Darf es ein Ferrari sein, oder doch nicht?

Bruno von Rotz
04.04.2013

Darf es ein Ferrari sein?

Eigentlich wäre dies ja Stoff für eine Buchrezension gewesen. Doch das Buch ist schon lange nicht mehr im Verkauf und nur noch in Antiquariaten zu finden. “Darf es ein Ferrari sein?” hiess der Titel, den ihm Rob de la Rive Box, ein Autohändler, Journalist und Buchautor gab. Erschienen war es 1993 und es enthielt rund 200 Fahrzeuge mit kurzen Beschreibungen und Erinnerungsfotos. Tatsächlich gingen alle diese Fahrzeuge durch die Hände von de la Rive Box, einige sogar mehrere Male. Und es waren eben nicht nur Ferraris, sondern eine ganze Reihe mehr oder weniger exotischer Marken von Abarth bis Wikov, darunter auch Austro Daimler, Bizzarrini, BRM, Cisitalia, Cord, Delahaye, Elva, Hotchkiss, Hudson, Maybach, Nardi Danese, Osca, Siata, Stanguellini, Steyr, neben vielen anderen.

Es gibt nicht nur Ferraris im Buch "Darf es ein Ferrari sein?"

In der Einleitung führte sich der Autor gleich selber ein: “Darf ich mich kurz vorstellen? Meine Name ist Rob de la Rive Box. Ich wurde 1935 in Bussum, Holland, geboren. Nach der üblichen Schulbildung absolvierte ich das Automobil-Technikum. Ich arbeitete einige Jahre für Ford in Helsinki und in Amsterdam, bevor ich Ende 1961 in die Schweiz kam. Dort arbeitete ich als Kundendienstberater einer Automobilvertretung in Basel ....”

Ein wenig durch Zufall geriet Rob dann in den Klassiker-Handel, als er mit sechs Bugattis, die er aus der Tschechoslowakei importierte um sich einen eigenen Bugatti zu finanzieren. Dieses Geschäft entwickelte sich aber in alle Richtungen, wenn auch die Gewinn-Margen und vor allem die Preise der Fahrzeuge wesentlich tiefer lagen als teilweise heute. Und genau davon handelt dieses rund 150 Seiten starke Buch.

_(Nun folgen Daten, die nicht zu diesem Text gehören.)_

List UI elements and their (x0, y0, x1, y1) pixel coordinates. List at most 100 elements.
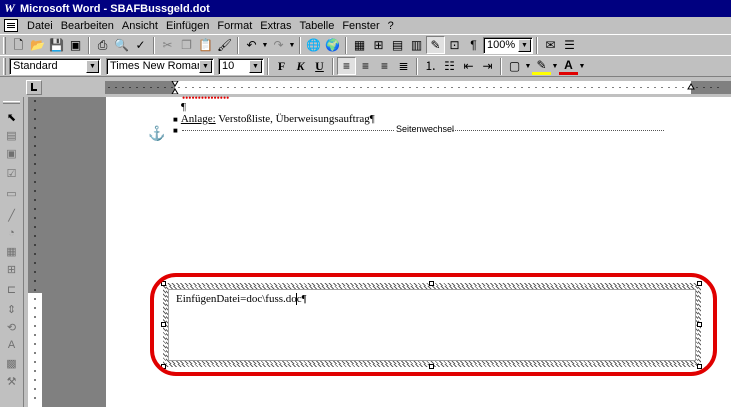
menu-tabelle[interactable]: Tabelle (295, 20, 338, 32)
line-icon[interactable]: ╱ (3, 207, 20, 223)
chevron-down-icon[interactable]: ▼ (249, 59, 262, 73)
print-preview-icon[interactable]: 🔍 (112, 36, 131, 54)
tools-icon[interactable]: ⚒ (3, 373, 20, 389)
vertical-ruler[interactable] (28, 97, 42, 407)
underline-button[interactable]: U (310, 57, 329, 75)
new-document-icon[interactable]: 🗋 (9, 36, 28, 54)
font-color-dropdown-icon[interactable]: ▼ (578, 63, 586, 70)
menu-bearbeiten[interactable]: Bearbeiten (57, 20, 118, 32)
font-color-icon[interactable]: A (559, 57, 578, 75)
rotate-icon[interactable]: ⟲ (3, 319, 20, 335)
tables-borders-icon[interactable]: ▦ (350, 36, 369, 54)
drawing-icon[interactable]: ✎ (426, 36, 445, 54)
distribute-icon[interactable]: ⇕ (3, 301, 20, 317)
redo-icon[interactable]: ↷ (269, 36, 288, 54)
zoom-combo[interactable]: 100% ▼ (483, 36, 533, 54)
red-text-fragment[interactable]: ••••••••••••••• (182, 95, 229, 101)
anlage-paragraph[interactable]: ■ Anlage: Verstoßliste, Überweisungsauftr… (173, 113, 375, 125)
document-map-icon[interactable]: ⊡ (445, 36, 464, 54)
header-footer-icon[interactable]: ☰ (560, 36, 579, 54)
undo-icon[interactable]: ↶ (242, 36, 261, 54)
left-tab-icon (31, 83, 37, 91)
style-combo[interactable]: Standard ▼ (9, 57, 101, 75)
page-break-bullet: ■ (173, 124, 181, 136)
text-tool-icon[interactable]: A (3, 337, 20, 353)
tab-selector[interactable] (26, 80, 42, 95)
shape-icon[interactable]: ◔ (3, 225, 20, 241)
vruler-ticks (34, 100, 36, 399)
table-icon[interactable]: ▦ (3, 243, 20, 259)
select-objects-icon[interactable]: ⬉ (3, 109, 20, 125)
chevron-down-icon[interactable]: ▼ (86, 59, 99, 73)
anchor-icon[interactable]: ⚓ (148, 125, 165, 142)
show-hide-icon[interactable]: ¶ (464, 36, 483, 54)
highlight-outline (150, 273, 717, 376)
chevron-down-icon[interactable]: ▼ (199, 59, 212, 73)
redo-dropdown-icon[interactable]: ▼ (288, 42, 296, 49)
menu-datei[interactable]: Datei (23, 20, 57, 32)
picture-icon[interactable]: ▩ (3, 355, 20, 371)
print-icon[interactable]: ⎙ (93, 36, 112, 54)
toolbar-grip[interactable] (3, 36, 6, 54)
formatting-toolbar: Standard ▼ Times New Roman ▼ 10 ▼ F K U … (0, 55, 731, 77)
decrease-indent-icon[interactable]: ⇤ (459, 57, 478, 75)
cut-icon[interactable]: ✂ (158, 36, 177, 54)
office-assistant-icon[interactable]: ✉ (541, 36, 560, 54)
open-folder-icon[interactable]: 📂 (28, 36, 47, 54)
zoom-value: 100% (487, 39, 516, 51)
align-left-icon[interactable]: ≡ (337, 57, 356, 75)
insert-excel-icon[interactable]: ▤ (388, 36, 407, 54)
numbering-icon[interactable]: ⒈ (421, 57, 440, 75)
page-break-label: Seitenwechsel (396, 124, 455, 134)
page-break-line-left (182, 130, 394, 131)
format-painter-icon[interactable]: 🖌 (215, 36, 234, 54)
menu-help[interactable]: ? (384, 20, 398, 32)
document-icon[interactable] (4, 19, 18, 32)
align-center-icon[interactable]: ≡ (356, 57, 375, 75)
highlight-dropdown-icon[interactable]: ▼ (551, 63, 559, 70)
font-combo[interactable]: Times New Roman ▼ (106, 57, 214, 75)
edit-form-icon[interactable]: ▣ (3, 145, 20, 161)
highlight-icon[interactable]: ✎ (532, 57, 551, 75)
form-icon[interactable]: ▤ (3, 127, 20, 143)
paste-icon[interactable]: 📋 (196, 36, 215, 54)
insert-table-icon[interactable]: ⊞ (369, 36, 388, 54)
borders-dropdown-icon[interactable]: ▼ (524, 63, 532, 70)
undo-dropdown-icon[interactable]: ▼ (261, 42, 269, 49)
menu-extras[interactable]: Extras (256, 20, 295, 32)
spelling-icon[interactable]: ✓ (131, 36, 150, 54)
columns-icon[interactable]: ▥ (407, 36, 426, 54)
menu-fenster[interactable]: Fenster (338, 20, 383, 32)
anlage-label: Anlage: (180, 113, 216, 125)
toolbar-grip[interactable] (3, 57, 6, 75)
paragraph-bullet-icon: ■ (173, 126, 178, 135)
empty-paragraph[interactable]: ¶ (181, 101, 186, 113)
frame-icon[interactable]: ⊞ (3, 261, 20, 277)
justify-icon[interactable]: ≣ (394, 57, 413, 75)
font-size-combo[interactable]: 10 ▼ (218, 57, 264, 75)
italic-button[interactable]: K (291, 57, 310, 75)
menu-ansicht[interactable]: Ansicht (118, 20, 162, 32)
increase-indent-icon[interactable]: ⇥ (478, 57, 497, 75)
menu-einfuegen[interactable]: Einfügen (162, 20, 213, 32)
web-toolbar-icon[interactable]: 🌍 (323, 36, 342, 54)
style-value: Standard (13, 60, 58, 72)
borders-icon[interactable]: ▢ (505, 57, 524, 75)
font-size-value: 10 (222, 60, 235, 72)
bold-button[interactable]: F (272, 57, 291, 75)
bullets-icon[interactable]: ☷ (440, 57, 459, 75)
hyperlink-icon[interactable]: 🌐 (304, 36, 323, 54)
chevron-down-icon[interactable]: ▼ (518, 38, 531, 52)
textfield-icon[interactable]: ▭ (3, 185, 20, 201)
checkbox-icon[interactable]: ☑ (3, 165, 20, 181)
menu-format[interactable]: Format (213, 20, 256, 32)
save-icon[interactable]: 💾 (47, 36, 66, 54)
save-all-icon[interactable]: ▣ (66, 36, 85, 54)
align-icon[interactable]: ⊏ (3, 281, 20, 297)
align-right-icon[interactable]: ≡ (375, 57, 394, 75)
page-break-line-right (452, 130, 664, 131)
copy-icon[interactable]: ❐ (177, 36, 196, 54)
menu-bar: Datei Bearbeiten Ansicht Einfügen Format… (0, 17, 731, 34)
toolbar-grip[interactable] (3, 101, 20, 104)
horizontal-ruler[interactable] (105, 81, 731, 94)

Für jede der 57 aufgeführten Marken erzählt Rob Geschichten und Anekdoten, die jeweils mit dem Kauf und Verkauf der Fahrzeuge zu tun haben. Dabei werden auch viele Chassis-Nummern und Details erwähnt, die für manchen Sammler heute wieder von eminentem Interesse sein können.

Beispielhafte Seite aus dem Buch "Darf es ein Ferrari sein?"

Beispiele gefällig? Gleich zwei Ferrari 250 GTO (3705 GT und 3769 GT) werden erwähnt, sie waren Anfangs der Siebzigerjahre schwer zu verkaufen und wechselten jeweils für rund 30’000 Franken die Hand. Für einen Porsche Carrera 6 fand Rob 1972 keinen Käufer, 1978 konnte dann Chassis 906124 in die USA verkauft werden. 1977 verkaufte Rob den Michelotti Triumph TR5 (ein Einzelstück) für 4’000 Franken an einen Liebhaber. Rob erwähnt auch einen Lancia Flaminia Zagato mit Chassis-Nummer 824.00.1366, den er 1974 für 1’000 Franken gegen einen Ferrari 250 GTE eintauschte. Den (vermutlich ersten) Bizzarrini P538 fand Rob in bedauernswertem Zustand auf einer Heubühne 20 km ausserhalb von Zürich.  Der (Lamborghini-) Motor fehlte genauso wie das Interieur und viele Teile der Technik. Auch der von Franco Sbarro restaurierte Ford GT/40 mit Chassis-Nummer 1040 (Teilnehmer 24 Stunden von Le Mans 1966 und 1967) ging durch Robs Hände, der Preis damals USD 28’000. Und zwei der Mirage-GT-40 kaufte er gar im Doppelpack. Und so ginge es weiter und weiter.

Was dieses Buch neben den informativen Texten unterhaltsam macht, sind die (durchwegs schwarzweissen) Fotos im Sinne von Familienschnappschüssen, auch wenn der Druck nicht über alle Zweifel erhaben war.

Wer also je eines dieser in Broschürenform gedruckten Bücher zu einem akzeptablen Preis entdeckt, der sollte zugreifen, denn noch selten war es so unterhaltsam, die Aufzeichnungen eines Autohändlers zu lesen.

Einband des Buches "Darf es ein Ferrari sein?"